Bahrul menjelaskan, kenaikan BPIH akan disertai dengan perbaikan pelayanan haji, mulai pemondokan hingga katering. Bahkan, Kemenag berjanji akan menerapkan standardisasi secara konsisten kepada perusahaan katering agar mutu dan kualitas menu yang disajikan pada jamaah tetap terjaga. Di sisi lain, Kemenag juga menambah jumlah pengawas di setiap tenda jamaah.

"Kita akan menambah pengawas yang lebih intensif ke setiap tenda. Itu sudah disampaikan dan disepakati,” terangnya.

Hingga kini, lanjut Bahrul, BPIH 2012 sedang dibahas panitia kerja (panja) BPIH pemerintah dan panja BPIH Komisi VIII DPR. Namun, penetapan ditargetkan berlangsung pekan ini, tepatnya sebelum masa reses DPR 16 Juli 2012 mendatang.

Bahkan, DPR pun sepakat menuntaskan pembahasan dalam sepekan ini, agar calon jamaah segera mengetahui jumlah pasti sisa biaya haji yang harus dilunasi. Dirjen Penyelenggaraan Haji dan Umrah Kemenag Anggito Abimanyu mengatakan, sejumlah travel memprotes lamanya pembahasan BPIH yang seharusnya ditetapkan empat bulan sebelum pelaksanaan haji.
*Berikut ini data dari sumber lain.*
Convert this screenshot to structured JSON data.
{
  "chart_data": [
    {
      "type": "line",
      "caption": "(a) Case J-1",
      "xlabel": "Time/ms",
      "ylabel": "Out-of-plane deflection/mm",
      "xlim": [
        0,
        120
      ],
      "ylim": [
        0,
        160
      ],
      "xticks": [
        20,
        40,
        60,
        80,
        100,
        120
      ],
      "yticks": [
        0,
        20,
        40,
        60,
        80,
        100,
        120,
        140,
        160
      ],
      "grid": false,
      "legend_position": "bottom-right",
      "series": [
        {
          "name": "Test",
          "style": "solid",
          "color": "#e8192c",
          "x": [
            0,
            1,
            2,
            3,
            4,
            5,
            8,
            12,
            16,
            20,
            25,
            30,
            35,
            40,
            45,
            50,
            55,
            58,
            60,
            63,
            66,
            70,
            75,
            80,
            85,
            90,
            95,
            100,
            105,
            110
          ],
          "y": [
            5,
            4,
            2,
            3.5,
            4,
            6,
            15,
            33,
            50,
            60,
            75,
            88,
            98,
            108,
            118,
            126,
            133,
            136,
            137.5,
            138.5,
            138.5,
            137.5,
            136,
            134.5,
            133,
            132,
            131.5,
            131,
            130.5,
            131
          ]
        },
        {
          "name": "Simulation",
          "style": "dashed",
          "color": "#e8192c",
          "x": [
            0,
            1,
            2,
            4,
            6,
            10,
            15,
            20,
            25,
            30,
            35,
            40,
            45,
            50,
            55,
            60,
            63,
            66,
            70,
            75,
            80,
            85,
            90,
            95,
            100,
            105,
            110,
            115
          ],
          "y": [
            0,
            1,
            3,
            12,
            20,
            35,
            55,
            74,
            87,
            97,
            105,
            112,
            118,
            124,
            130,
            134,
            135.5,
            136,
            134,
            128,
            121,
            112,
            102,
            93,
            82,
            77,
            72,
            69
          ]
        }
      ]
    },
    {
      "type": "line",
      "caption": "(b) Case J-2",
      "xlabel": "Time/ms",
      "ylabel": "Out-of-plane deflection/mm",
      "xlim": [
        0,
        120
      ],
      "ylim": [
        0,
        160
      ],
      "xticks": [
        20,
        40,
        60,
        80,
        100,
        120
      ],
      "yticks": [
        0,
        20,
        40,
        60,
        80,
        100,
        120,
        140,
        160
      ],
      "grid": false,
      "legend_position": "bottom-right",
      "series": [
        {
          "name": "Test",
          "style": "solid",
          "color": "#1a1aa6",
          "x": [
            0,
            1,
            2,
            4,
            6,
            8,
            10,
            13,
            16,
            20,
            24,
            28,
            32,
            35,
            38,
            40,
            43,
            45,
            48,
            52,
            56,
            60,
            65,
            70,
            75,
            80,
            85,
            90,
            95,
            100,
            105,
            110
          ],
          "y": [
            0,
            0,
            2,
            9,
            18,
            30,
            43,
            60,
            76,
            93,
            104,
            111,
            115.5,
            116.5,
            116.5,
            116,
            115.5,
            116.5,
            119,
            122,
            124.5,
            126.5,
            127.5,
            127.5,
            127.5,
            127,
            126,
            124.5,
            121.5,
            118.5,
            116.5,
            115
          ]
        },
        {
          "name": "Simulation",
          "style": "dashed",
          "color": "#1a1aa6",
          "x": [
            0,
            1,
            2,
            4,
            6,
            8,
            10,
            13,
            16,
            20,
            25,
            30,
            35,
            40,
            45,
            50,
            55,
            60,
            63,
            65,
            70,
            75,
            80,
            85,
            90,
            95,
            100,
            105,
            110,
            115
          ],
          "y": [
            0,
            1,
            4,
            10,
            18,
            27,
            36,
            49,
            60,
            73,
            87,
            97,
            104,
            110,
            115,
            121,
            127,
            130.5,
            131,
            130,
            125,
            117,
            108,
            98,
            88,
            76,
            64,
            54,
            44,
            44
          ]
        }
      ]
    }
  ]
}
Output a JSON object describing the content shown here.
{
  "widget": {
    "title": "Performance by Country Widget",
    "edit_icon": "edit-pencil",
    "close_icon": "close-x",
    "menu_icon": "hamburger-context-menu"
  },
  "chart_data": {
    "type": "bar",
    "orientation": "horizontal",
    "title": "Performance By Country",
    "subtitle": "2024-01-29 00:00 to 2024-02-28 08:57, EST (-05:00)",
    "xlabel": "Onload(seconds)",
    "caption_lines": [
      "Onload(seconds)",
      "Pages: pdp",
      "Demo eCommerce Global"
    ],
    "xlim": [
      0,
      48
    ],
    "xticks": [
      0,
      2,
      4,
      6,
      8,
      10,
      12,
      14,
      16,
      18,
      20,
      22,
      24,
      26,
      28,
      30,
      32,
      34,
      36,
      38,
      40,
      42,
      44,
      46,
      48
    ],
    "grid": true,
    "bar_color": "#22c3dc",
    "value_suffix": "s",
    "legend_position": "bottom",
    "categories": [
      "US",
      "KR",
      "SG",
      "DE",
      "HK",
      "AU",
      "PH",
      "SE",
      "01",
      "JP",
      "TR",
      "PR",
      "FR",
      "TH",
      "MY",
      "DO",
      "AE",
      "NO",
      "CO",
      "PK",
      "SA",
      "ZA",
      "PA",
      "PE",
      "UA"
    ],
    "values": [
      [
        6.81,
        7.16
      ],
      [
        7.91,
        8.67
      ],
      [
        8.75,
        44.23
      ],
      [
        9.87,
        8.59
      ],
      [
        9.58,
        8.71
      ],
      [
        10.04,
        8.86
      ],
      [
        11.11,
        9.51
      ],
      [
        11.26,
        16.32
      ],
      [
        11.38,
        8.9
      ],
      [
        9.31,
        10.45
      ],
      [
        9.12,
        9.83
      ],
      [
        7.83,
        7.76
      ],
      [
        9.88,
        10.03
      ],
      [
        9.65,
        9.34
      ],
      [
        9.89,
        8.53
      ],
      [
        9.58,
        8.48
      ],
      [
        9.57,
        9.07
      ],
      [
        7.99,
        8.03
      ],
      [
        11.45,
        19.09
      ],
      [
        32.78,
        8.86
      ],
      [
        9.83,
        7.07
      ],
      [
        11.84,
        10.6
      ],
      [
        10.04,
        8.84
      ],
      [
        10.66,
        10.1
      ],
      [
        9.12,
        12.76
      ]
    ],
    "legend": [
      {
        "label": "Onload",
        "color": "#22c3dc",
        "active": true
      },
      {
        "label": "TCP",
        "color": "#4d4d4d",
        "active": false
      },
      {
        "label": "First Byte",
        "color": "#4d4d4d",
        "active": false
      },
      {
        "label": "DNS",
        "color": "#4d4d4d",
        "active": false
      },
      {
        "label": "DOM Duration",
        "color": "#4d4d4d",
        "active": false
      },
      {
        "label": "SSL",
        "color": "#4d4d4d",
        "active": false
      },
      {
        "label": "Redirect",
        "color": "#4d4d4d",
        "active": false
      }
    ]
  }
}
Dia mengaku belum mengetahui alasan keterlambatan, sebab penjelasan Kemenag dinilai kurang meyakinkan, bahkan kesulitan memisahkan biaya operasional dan biaya langsung. "Saya bisa memisahkan dana optimalisasi jamaah 2012 saja, sehingga tahu berapa hak jamaah tahun ini,” kata Anggito.

Dia memastikan seluruh jamaah yang berangkat tahun ini mendapat nilai manfaat dari setoran awal sejak lima atau tujuh tahun lalu. Anggito juga berjanji akan lebih transparan dalam menjelaskan setiap kebijakan yang diambil terkait penyelenggaraan haji.

Bahkan, pihaknya akan menertibkan jamaah titipan yang berangkat di luar daftar nomor urut.

Anggota Komisi VIII DPR Ledia Hanifa mengatakan, meski masyarakat ingin BPIH segera ditetapkan agar mendapat kepastian persiapan keberangkatan, keputusan terkait besaran biaya haji tidak bisa diambil secara tergesa-gesa.

Pasalnya, masyarakat juga punya hak mendapat kejelasan dalam menanggung besaran biaya haji. "Masyarakat tentu saja berharap pembahasan BPIH segera diputuskan, tapi keputusan ini tetap tak bisa dilakukan secara terburu-buru karena alasan bisa mendapat kepastian,” kata Hanifa.